Reste la brochure. Il paraît beaucoup de brochures de toutes sortes ; quoique les plus hardies ne soient pas les plus exposées, peut-être, il semble à première vue que l’on peut prendre ce moyen de se mettre mal avec l’État. Faisons une brochure.
Pendant que j’écris ma brochure son moment passe, les évènements se pressent, les faits prévus deviennent imminents et vont être des faits accomplis. Enfin, me voici chez l’imprimeur ! Il me reçoit sans allégresse :
– Hum ! On aura l’œil sur cet écrit. Je crains que vous ne vous compromettiez. – Ce n’est point ce qui m’inquiète. – Moi, cela m’inquiète beaucoup…
Il a parcouru de l’œil une page du manuscrit. – Tenez, voilà une phrase qui ne peut passer… Tenez, voilà un mot des plus périlleux… Tenez, voilà une comparaison impossible… Vous ne passerez pas.
Qu’importe ! essayons toujours. – Essayez, si vous vouliez. Quant à moi, il m’importe si bien, que je n’essaye pas.
– Désapprouvez-vous mes idées ? – Je n’approuve ni ne désapprouve rien, et si j’ai une opinion, elle n’entre point dans mes ateliers. La conscience de l’homme ne s’occupe plus des opérations du fabricant. Croyez-vous que je lise la centième partie des choses que j’imprime ? Mais je ne veux point prendre la responsabilité de cet écrit, et je doute que vous trouviez un imprimeur qui s’y expose.
– Comment ! l’art libéral de l’imprimerie, le véhicule de la pensée, le flambeau du monde, le marteau de toutes les oppressions…

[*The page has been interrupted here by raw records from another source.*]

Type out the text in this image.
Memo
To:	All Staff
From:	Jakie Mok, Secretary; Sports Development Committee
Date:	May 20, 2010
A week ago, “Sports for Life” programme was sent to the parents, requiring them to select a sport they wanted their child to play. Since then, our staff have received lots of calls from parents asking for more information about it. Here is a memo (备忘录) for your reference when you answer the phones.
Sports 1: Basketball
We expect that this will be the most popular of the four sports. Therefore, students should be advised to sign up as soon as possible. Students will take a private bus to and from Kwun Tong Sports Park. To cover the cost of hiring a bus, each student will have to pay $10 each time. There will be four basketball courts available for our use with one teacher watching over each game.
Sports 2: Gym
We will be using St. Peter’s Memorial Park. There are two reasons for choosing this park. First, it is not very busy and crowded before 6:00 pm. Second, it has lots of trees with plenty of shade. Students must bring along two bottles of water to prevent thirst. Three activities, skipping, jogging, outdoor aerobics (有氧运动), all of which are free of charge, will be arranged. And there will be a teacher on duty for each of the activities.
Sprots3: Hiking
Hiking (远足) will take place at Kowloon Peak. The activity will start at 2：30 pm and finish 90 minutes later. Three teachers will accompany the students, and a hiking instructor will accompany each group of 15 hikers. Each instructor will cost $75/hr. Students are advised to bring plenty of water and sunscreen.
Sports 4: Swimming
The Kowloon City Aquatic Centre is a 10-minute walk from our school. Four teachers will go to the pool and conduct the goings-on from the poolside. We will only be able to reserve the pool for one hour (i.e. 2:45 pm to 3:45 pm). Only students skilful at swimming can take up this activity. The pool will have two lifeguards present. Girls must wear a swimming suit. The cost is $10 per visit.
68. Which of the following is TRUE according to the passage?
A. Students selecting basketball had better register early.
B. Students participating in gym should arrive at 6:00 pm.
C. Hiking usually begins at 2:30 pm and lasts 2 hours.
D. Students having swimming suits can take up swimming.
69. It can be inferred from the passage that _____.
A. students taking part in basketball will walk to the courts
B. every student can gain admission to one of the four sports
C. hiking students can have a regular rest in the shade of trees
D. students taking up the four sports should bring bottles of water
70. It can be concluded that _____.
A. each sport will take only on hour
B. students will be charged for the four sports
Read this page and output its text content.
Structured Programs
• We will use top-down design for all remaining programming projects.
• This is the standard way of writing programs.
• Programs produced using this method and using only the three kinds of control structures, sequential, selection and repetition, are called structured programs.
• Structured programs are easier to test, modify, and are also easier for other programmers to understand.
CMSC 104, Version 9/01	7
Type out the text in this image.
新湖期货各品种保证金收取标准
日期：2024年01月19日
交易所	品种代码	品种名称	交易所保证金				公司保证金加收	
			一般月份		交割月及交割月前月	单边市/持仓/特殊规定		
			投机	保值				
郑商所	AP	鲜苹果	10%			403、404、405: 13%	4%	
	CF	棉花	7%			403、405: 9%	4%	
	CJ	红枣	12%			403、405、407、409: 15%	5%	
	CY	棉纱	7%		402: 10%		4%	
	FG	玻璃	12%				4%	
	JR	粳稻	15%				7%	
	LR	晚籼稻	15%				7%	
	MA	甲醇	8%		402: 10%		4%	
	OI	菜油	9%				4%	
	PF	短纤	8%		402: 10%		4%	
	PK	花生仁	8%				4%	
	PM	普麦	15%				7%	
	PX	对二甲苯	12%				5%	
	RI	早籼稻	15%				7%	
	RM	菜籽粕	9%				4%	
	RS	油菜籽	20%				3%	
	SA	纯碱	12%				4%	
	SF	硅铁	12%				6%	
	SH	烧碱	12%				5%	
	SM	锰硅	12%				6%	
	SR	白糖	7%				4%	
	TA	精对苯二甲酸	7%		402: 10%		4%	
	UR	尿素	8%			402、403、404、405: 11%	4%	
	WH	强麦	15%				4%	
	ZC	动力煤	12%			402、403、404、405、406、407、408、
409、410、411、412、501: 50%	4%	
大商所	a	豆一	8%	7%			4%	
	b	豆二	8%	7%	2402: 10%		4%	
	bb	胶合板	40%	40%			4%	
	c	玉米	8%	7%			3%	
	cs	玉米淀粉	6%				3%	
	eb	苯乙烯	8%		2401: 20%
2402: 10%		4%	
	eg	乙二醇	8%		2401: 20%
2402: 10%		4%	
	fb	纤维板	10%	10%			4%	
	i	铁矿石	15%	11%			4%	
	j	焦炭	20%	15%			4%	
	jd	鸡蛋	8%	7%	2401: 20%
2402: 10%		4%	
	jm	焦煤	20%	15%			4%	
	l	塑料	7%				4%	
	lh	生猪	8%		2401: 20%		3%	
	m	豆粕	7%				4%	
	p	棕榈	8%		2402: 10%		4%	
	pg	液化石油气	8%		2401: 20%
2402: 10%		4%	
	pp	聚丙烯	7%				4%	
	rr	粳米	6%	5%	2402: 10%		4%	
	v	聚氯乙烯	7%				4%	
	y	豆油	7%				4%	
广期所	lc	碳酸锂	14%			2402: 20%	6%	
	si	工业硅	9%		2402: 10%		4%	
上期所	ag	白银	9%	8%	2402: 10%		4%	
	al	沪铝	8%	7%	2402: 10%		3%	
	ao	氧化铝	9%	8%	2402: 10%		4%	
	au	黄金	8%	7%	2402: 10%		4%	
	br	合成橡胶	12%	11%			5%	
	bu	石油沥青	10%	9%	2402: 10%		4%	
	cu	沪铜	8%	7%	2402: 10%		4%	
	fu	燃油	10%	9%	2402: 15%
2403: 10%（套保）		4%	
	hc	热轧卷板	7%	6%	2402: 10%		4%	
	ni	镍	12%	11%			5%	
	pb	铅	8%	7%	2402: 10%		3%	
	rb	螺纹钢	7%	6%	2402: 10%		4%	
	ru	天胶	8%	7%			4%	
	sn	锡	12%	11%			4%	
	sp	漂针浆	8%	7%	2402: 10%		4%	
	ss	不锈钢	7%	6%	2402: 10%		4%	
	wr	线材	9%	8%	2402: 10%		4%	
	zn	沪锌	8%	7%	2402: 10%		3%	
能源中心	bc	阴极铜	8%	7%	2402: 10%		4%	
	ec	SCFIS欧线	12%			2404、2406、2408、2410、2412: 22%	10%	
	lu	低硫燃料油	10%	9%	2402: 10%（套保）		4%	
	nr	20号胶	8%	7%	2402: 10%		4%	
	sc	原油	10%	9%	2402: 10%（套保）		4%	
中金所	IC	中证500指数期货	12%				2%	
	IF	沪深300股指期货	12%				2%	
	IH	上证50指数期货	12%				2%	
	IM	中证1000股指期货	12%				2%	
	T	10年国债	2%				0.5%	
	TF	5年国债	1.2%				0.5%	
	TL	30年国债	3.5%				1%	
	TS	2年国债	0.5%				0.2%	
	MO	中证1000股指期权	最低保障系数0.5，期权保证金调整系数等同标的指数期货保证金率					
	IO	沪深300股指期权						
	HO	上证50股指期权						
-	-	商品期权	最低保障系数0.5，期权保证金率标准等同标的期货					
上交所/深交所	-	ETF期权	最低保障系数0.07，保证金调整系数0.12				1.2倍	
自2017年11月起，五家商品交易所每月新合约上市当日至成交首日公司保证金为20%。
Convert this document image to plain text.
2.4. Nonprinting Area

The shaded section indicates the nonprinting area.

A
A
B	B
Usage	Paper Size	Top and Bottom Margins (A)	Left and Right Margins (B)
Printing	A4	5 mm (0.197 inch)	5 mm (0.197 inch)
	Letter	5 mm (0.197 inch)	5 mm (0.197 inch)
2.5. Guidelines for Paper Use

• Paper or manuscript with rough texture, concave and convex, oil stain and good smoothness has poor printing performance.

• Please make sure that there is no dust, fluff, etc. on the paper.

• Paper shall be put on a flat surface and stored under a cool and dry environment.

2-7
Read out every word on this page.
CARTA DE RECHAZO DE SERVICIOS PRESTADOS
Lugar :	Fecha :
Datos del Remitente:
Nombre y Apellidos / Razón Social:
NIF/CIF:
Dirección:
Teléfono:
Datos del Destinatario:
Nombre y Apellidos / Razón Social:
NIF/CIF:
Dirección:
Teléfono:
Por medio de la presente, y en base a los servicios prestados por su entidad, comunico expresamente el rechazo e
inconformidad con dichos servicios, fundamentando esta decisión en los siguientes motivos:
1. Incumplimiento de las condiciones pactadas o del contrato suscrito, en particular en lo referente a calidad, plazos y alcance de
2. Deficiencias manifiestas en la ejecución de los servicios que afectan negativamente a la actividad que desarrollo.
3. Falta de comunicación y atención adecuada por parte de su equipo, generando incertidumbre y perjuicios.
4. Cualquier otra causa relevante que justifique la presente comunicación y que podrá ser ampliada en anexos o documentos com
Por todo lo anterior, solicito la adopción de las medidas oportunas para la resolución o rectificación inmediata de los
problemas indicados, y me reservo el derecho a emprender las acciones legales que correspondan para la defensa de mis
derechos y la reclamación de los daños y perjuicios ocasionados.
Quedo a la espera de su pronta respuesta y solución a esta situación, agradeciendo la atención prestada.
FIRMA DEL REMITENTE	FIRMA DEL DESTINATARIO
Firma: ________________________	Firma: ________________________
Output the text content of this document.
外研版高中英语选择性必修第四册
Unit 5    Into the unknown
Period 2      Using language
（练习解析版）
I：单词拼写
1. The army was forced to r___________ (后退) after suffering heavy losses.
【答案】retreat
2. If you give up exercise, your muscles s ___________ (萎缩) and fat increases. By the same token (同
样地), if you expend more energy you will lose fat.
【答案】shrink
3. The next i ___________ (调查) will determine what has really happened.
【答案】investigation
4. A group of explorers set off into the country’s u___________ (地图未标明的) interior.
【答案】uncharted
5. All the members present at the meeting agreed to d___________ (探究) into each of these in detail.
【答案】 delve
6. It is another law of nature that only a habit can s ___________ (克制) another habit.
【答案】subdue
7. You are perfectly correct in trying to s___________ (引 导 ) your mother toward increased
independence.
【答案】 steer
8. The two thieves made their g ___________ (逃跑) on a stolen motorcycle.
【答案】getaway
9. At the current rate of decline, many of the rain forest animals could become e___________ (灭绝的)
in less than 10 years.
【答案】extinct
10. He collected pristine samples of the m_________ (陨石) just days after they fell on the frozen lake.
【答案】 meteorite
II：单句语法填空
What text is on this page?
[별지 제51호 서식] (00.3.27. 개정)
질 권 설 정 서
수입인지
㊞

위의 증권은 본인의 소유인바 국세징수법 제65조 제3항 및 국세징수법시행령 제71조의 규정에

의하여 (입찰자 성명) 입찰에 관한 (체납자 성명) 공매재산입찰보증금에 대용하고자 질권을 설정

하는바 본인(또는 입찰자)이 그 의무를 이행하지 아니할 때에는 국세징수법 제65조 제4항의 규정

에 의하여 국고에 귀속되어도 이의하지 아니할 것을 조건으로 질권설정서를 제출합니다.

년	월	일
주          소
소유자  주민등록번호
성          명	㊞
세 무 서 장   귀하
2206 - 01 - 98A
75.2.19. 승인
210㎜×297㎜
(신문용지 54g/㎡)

– Ta, ta, ta ! Je connais cette vieille chanson ; je l’ai chantée comme vous, mieux que vous, car j’y avais de la sincérité. Il y a longtemps que l’on disait tout cela ; il y a des siècles ! Permettez-moi de vous faire observer que nous ne sommes plus à l’époque ou la Corporation des Imprimeurs était agrégée à l’Université royale et jouissait de ses privilèges ; ni à l’époque plus récente où l’imprimerie, moins honorée, avait vu les privilèges abolis remplacés par la licence et faisait ce qu’elle voulait. Je ne suis pas un imprimeur ; je suis le gérant d’une entreprise industrielle. Je conduis mon entreprise et je produis mes dividendes en vertu d’une patente qui peut m’être retirée pour simple contravention, par simple mesure administrative. Or, il a fallu tant de règlements pour surveiller l’exercice de cette profession dangereuse, qu’il est impossible de ne pas en enfreindre quelqu’un. Devant l’Administration, le plus sage imprimeur pèche sept fois par jour, et aucune imprimerie ne reste ouverte que par grâce. Mais s’il plaît à l’Administration d’être indulgente, il peut lui convenir de ne l’être pas. Quand un écrit lui paraît répréhensible, rien ne la force de poursuivre l’imprimeur en même temps que l’auteur, rien aussi ne l’en empêche. Les peines sont la prison pour vous et pour moi, de grosses amendes pour vous et pour moi, le retrait du brevet pour moi seul. Le retrait du brevet, Monsieur, c’est la ruine, tout simplement.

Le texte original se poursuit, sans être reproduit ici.